In April 2004, a week prior to the NFL draft (in which the Chargers held the #1 overall pick), University of Mississippi quarterback Eli Manning declared he would not play for the Chargers if they drafted him. Smith ignored Manning's threats and selected him #1 without straying from his objective. Less than an hour later, Smith completed a trade with the New York Giants which sent Manning to New York in exchange for North Carolina State University quarterback Philip Rivers (drafted 4th overall), as well as a 3rd-round pick in 2004 (used to select kicker Nate Kaeding), a 1st round pick in 2005, and a 5th round pick in 2005. In 2005, the Chargers used the first round pick acquired from the Giants to select Shawne Merriman 12th overall. Merriman went on to win the AP's NFL Defensive Rookie of the Year Award. Manning went on to become the MVP of Super Bowl XLII and Super Bowl XLVI.

===Washington Redskins===
On March 6, 2013, Smith joined the Washington Redskins as a consultant and senior executive. Smith and Redskins general manager Bruce Allen were longtime friends. He announced his retirement on February 28, 2015, after failing to come to an agreement with the team on a contract extension.

==Honors==
Smith was inducted into the American Football Association's Minor/Semi-Pro Football Hall of Fame in 1990.

In 2004, the Pro Football Writers of America voted Smith the executive of the year.

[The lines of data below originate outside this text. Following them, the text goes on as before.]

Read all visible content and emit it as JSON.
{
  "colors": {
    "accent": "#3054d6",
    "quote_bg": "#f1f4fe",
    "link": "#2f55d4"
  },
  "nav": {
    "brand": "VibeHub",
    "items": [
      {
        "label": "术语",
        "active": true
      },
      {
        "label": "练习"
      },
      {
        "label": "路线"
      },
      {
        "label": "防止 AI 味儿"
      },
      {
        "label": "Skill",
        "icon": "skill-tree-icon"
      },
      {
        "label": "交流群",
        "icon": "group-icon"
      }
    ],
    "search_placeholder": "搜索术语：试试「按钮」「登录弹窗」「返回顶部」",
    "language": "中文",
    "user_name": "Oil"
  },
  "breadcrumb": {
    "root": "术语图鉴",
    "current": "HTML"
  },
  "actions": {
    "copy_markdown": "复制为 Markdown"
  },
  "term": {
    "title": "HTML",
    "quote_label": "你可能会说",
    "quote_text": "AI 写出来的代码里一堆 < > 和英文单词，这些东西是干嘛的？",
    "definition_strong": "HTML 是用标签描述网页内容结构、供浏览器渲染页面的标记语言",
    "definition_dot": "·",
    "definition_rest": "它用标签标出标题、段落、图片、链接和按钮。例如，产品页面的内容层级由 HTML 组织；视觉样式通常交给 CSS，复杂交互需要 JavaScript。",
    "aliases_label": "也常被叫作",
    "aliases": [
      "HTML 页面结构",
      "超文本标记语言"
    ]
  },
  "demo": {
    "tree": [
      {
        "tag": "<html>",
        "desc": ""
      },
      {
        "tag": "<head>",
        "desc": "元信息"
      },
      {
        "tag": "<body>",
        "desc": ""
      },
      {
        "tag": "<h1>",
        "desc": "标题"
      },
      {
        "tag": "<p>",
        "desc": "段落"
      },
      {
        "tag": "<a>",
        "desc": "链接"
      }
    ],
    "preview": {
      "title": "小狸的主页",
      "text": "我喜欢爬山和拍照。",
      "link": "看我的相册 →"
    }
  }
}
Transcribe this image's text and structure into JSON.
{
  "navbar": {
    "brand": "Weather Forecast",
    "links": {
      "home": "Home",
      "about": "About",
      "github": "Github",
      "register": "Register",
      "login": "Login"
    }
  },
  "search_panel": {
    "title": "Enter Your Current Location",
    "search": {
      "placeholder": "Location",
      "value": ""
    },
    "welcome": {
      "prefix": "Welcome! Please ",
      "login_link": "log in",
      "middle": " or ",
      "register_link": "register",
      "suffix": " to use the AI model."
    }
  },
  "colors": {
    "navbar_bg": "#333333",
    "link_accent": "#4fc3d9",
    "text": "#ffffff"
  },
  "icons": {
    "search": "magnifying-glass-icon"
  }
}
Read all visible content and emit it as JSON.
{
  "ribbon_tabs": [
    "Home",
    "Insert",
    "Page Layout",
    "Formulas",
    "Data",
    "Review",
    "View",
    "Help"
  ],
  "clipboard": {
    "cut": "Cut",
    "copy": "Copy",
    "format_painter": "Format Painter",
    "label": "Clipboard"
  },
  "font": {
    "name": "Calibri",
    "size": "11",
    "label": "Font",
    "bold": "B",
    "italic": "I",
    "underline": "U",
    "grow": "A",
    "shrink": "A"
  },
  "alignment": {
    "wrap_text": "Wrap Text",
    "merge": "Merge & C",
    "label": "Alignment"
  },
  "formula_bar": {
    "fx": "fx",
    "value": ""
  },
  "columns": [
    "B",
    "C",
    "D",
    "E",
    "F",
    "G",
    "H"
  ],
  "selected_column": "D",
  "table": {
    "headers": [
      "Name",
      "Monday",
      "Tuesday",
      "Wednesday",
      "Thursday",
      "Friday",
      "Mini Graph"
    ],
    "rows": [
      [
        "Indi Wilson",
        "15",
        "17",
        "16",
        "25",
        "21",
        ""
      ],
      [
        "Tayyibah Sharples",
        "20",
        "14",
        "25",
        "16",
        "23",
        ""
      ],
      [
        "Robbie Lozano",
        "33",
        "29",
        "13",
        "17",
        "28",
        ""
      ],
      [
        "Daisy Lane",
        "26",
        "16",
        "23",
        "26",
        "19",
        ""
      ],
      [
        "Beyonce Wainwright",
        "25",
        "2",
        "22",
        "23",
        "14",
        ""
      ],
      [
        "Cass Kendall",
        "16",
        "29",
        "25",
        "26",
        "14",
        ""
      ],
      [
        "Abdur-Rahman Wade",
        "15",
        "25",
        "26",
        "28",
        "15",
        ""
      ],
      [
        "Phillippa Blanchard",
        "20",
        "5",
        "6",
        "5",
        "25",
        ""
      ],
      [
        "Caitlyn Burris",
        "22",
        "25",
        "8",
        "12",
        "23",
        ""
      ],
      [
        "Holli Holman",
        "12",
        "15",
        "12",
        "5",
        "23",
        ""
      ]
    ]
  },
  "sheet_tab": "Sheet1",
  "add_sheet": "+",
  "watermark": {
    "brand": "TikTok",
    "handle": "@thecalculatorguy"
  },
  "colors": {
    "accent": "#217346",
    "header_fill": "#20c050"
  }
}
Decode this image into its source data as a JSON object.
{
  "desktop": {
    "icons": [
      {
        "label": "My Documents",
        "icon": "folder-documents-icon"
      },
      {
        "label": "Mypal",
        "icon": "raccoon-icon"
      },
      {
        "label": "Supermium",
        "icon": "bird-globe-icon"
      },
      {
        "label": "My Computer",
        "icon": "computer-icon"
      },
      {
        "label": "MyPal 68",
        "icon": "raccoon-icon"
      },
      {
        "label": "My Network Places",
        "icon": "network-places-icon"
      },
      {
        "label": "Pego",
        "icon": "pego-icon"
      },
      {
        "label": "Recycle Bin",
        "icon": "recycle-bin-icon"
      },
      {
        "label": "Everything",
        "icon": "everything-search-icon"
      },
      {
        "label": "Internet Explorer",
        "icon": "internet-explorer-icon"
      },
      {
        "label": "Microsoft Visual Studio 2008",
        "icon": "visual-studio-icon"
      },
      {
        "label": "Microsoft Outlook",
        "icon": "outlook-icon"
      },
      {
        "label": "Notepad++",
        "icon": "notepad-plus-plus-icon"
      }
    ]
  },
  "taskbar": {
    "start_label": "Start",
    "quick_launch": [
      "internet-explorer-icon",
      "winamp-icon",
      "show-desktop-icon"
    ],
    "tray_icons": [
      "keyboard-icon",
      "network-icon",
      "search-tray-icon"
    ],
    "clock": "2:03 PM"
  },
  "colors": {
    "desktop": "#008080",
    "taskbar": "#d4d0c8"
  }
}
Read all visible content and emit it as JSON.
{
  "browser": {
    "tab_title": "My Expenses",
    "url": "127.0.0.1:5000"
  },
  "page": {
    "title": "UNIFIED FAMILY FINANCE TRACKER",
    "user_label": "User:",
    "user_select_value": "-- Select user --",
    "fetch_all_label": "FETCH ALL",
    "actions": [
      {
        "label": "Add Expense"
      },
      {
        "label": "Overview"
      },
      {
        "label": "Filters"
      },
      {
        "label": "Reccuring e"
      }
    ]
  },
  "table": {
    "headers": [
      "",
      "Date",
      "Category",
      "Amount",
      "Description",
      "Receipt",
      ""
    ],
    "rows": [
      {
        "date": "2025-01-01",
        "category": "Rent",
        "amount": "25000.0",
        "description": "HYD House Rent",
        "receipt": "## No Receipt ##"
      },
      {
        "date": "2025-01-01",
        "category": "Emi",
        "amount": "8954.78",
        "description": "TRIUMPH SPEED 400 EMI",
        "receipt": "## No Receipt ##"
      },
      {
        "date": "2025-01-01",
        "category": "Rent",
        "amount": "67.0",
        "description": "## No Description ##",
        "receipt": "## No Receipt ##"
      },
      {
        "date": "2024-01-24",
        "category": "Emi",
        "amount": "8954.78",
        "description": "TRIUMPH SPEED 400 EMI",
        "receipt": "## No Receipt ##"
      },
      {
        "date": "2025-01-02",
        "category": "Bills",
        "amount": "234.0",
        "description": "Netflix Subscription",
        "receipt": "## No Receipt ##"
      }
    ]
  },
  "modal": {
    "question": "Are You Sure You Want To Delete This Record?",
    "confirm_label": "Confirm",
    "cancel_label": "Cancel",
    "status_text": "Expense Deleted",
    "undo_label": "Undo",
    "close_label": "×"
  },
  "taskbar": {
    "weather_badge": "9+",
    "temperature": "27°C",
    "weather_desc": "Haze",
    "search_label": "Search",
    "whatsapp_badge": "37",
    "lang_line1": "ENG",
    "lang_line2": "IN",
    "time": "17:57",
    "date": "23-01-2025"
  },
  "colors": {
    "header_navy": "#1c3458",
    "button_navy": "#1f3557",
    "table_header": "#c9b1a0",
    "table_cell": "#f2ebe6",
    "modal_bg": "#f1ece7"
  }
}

In 2005, Smith returned to Kentucky Wesleyan College order to attend a dedication in his honor, during which they unveiled a plaque of commemoration, naming a new training facility the "A.J. Smith Weight Room." Smith won the Kentucky Wesleyan College Alumni Achievement Award in 2010, and was inducted into their Athletic Hall of Fame in 2013.

==Personal life==
Albert J. Smith was born on February 28, 1949, in Smithfield, Rhode Island.
He married Susan Smith in 1977, and resided in Del Mar, California since 2000. The couple have two children together, a son, Kyle (born 1984), and a daughter, Andrea. Kyle is the assistant general manager for the Atlanta Falcons of the NFL, while Andrea is the director of premium services for the Anschutz Entertainment Group. Smith died of prostate cancer on May 12, 2024, at age 75.